I had the pleasure of networking with many professionals in the THC including the directors in each division and the director of the THC himself, Mark Wolfe. The other intern and myself had lunch with him and learned about his preservation philosophy, obtaining a different perspective. In a “Real Places” conference that was hosted by the THC, I felt inspired by how large the preservation community is in the state of Texas. There were several hundred preservationists from every corner of Texas! It was in this conference that I was publicly recognized as one of two interns for the summer. I felt extremely proud to represent the El Paso County Historic Commission and my community.
My supervisors took me on site visits to different cities in the vicinity of Austin for a richer educational experience. I visited Georgetown, Bastrop, San Antonio and other cities.
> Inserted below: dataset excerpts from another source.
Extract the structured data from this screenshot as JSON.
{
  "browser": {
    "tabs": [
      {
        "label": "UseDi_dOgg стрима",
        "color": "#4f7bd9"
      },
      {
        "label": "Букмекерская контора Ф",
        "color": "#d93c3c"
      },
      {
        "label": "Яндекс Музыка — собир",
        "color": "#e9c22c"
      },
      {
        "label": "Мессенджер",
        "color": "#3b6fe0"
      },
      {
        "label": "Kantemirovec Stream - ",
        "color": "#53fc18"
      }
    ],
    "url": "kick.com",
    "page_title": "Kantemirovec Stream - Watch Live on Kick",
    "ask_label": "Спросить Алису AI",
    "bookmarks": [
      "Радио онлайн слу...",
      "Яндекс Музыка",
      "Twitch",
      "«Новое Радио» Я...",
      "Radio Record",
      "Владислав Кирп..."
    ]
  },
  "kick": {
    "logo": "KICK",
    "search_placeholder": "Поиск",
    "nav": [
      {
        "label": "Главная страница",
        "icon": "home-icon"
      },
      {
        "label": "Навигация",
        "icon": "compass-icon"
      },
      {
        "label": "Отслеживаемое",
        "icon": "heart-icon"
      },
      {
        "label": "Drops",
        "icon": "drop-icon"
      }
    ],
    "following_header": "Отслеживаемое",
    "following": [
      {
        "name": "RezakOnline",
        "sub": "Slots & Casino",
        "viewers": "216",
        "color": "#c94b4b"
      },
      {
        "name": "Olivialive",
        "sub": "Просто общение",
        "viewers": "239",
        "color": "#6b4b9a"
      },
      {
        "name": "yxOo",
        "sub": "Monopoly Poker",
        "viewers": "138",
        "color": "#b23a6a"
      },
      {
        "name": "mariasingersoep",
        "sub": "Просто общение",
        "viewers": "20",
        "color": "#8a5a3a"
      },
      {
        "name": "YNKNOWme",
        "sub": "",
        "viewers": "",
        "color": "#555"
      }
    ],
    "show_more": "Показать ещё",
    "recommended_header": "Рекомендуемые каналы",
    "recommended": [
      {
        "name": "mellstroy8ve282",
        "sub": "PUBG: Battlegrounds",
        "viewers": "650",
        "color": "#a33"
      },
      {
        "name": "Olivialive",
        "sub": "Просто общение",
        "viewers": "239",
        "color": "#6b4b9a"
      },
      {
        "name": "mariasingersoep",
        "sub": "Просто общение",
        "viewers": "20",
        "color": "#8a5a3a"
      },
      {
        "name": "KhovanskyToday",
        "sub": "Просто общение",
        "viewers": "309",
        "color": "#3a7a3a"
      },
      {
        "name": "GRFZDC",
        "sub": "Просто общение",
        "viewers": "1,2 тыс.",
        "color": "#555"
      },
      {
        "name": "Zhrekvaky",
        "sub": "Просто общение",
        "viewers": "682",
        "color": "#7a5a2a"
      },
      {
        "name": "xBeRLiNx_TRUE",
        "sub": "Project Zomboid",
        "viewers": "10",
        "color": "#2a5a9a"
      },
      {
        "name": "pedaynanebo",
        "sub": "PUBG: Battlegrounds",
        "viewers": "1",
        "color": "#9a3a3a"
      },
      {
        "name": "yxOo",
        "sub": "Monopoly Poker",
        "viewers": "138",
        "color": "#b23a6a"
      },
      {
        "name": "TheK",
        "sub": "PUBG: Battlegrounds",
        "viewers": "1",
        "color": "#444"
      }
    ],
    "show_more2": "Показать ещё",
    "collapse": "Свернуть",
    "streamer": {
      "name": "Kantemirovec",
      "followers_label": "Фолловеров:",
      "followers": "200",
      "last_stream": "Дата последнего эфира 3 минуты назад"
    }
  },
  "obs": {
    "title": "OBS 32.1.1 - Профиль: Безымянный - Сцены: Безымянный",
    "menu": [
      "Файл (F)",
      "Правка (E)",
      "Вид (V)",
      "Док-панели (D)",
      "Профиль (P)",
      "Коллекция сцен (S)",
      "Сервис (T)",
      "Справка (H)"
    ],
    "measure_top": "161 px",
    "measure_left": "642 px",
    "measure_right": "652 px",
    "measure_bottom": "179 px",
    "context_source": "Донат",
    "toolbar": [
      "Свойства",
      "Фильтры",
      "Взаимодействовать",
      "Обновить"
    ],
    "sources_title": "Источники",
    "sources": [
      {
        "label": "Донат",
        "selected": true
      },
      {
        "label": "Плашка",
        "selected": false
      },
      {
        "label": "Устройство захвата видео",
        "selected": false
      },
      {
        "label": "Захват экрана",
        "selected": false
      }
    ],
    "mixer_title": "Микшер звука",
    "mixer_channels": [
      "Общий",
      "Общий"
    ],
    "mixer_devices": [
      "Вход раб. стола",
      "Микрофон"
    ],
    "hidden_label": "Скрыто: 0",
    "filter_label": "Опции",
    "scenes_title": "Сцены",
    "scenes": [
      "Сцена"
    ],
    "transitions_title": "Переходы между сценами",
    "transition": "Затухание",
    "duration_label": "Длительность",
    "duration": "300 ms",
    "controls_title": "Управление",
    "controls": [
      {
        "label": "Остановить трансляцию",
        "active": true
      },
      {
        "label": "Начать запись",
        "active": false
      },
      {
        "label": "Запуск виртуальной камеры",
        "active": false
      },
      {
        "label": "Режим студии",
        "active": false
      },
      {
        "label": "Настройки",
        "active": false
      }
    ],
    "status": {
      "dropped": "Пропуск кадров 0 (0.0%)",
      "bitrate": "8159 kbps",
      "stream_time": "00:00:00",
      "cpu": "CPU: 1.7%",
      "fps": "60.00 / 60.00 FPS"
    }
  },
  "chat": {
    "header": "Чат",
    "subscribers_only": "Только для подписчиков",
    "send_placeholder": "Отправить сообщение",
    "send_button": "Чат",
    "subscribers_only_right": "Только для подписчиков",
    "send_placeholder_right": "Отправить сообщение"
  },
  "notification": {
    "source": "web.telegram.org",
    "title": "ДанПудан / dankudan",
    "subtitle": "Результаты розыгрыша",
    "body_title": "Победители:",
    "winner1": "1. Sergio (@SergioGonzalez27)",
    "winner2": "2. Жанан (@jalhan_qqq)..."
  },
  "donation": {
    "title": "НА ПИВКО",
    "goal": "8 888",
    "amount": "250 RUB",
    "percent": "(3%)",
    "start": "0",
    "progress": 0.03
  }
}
Besides work duties, the experience of living in Austin and exploring the city for two months was by far the best part of my summer internship. I was quite fortunate to find a place to stay in Austin at the very last minute after departing El Paso. My roommates were awesome and we explored Austin and neighboring cities together. We went kayaking in Lady Bird Lake, swimming in Barton Springs and McKinney Falls, tried out new food, enjoyed the “Music Capital of the World,” and experienced nature.
Although it was a fairly short internship, I felt that I obtained a broader perspective by getting out of my comfort zone and exposing myself to this experience. I now feel a lot more confident to venture into a city by myself. I will indubitably put this experience to work as I become more involved with the El Paso County Historical Commission in order to make a positive impact in my community. Further, I will have this experience in mind as I progress in my undergraduate and graduate education and make future career decisions.